Tip: Listen to your inner lizard. The real world is asynchronous.

The real world is full of events: button clicks, timeouts, file lines matching a pattern, user logins. Procedural code that pretends the world is linear ends up with sprawling conditionals and brittle state checks. The topic offers four strategies for handling events without that mess. Finite State Machines make legal transitions explicit — a download is either idle, fetching, paused, complete, or failed, and the diagram of legal moves is the code. The Observer pattern lets one object publish changes to a list of registered listeners. Publish/Subscribe generalises observers across processes via a broker, so the publisher and subscribers never need to know each other. Reactive streams treat events as a flow you can filter, throttle, and combine like collections.

Concretely: instead of a UI thread that polls "has the network finished?" every 100ms, the network layer publishes a download.complete event and the UI subscribes. The polling loop, the timeout state, and the temporal coupling all vanish together.

Transforming Programming

Tip: Programming is about code, but programs are about data.

Most code is a sequence of transformations: input goes in, transformed output comes out. Object-oriented code hides that pipeline by smearing state across mutable objects. Functional pipelines make it visible. text | parseLines | filterErrors | groupBy(file) | report reads as a recipe — each step is a small pure function whose only contract is "data in, data out." Adding a stage, swapping a stage, or running the pipeline against a different input is a one-line change. The data shape becomes the API.

Many imperative languages now support this style with method chaining, generators, or async iterators. Even when the language does not give you pipe operators, the discipline of "think in transformations" pays off: it pushes mutability and side effects out to the edges where they can be controlled.

Inheritance Tax

Tip: Don't pay inheritance tax. Inheritance is rarely the answer.

Subclassing was invented for two purposes — sharing code and modelling type relationships. Both uses charge a heavy tax. Sharing code through inheritance couples the child to the parent's full surface area, the parent's parent, and so on; the code that uses the child is coupled to all of them too. Modelling types ("a Car is-a Vehicle") freezes a taxonomy at design time and forces every later refinement into the same hierarchy. The topic recommends three alternatives, all looser. Interfaces and protocols describe what an object can do without dictating where the implementation comes from. Delegation asks an object you hold for the behavior, so you can swap the delegate. Mixins, traits, and categories add capabilities to many classes without coupling them through a common ancestor.

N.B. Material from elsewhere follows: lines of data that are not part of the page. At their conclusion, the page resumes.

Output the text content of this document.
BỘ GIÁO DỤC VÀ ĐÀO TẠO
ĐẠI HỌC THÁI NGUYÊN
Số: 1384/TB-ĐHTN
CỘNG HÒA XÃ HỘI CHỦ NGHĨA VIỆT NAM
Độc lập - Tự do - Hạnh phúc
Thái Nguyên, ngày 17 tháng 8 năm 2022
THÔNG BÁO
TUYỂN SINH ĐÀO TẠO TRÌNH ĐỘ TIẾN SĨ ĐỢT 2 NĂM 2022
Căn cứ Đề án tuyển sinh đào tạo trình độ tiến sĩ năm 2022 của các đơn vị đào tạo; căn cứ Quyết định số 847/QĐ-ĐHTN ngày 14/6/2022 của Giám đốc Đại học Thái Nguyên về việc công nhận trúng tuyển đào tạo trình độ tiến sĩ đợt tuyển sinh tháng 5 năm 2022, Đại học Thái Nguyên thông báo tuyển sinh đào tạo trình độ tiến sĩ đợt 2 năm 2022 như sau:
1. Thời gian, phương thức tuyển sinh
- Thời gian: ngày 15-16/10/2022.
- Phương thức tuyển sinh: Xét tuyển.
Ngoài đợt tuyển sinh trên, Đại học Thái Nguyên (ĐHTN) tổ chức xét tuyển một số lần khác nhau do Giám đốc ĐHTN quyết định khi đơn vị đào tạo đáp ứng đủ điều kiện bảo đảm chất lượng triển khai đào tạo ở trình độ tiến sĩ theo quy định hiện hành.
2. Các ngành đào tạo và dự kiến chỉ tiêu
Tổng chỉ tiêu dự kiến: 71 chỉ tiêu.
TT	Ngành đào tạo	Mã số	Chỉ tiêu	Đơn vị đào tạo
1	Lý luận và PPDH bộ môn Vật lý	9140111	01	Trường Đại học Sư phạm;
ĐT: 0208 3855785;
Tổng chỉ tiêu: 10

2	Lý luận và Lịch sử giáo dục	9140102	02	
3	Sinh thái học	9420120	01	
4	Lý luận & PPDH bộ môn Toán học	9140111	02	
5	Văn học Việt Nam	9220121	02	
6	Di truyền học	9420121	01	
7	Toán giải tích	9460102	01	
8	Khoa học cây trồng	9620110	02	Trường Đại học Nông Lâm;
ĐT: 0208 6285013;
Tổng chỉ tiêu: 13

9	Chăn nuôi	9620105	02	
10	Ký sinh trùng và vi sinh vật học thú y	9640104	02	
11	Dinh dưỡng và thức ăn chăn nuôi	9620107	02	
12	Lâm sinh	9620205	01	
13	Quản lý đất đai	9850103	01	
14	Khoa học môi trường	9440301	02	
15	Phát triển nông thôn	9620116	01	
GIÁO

A practical refactor: instead of class AdminUser extends User, make User hold a permissions strategy object. New roles become new strategies, not new subclasses. Permissions can change at runtime. The hierarchy stops growing.

Configuration

Tip: Parameterize your app using external configuration.

Anything that might change after deployment — feature flags, URLs, credentials, log levels, tuning constants, locales, business rules — should live outside the source code. Hard-coding a value freezes a decision into a build artifact; externalising it makes the decision reversible without code changes. The topic recommends storing configuration in a place that respects the system's deployment model (environment variables for cloud services, files for self-hosted tools, a config service for fleets) and treating the configuration boundary as a stable, versioned API of its own.

The deeper move is conceptual: treat the application as a service that consumes configuration, not a binary that contains it. A feature flag is not just a boolean; it is the difference between "we ship code that we cannot turn off" and "we ship code and decide later whether to enable it."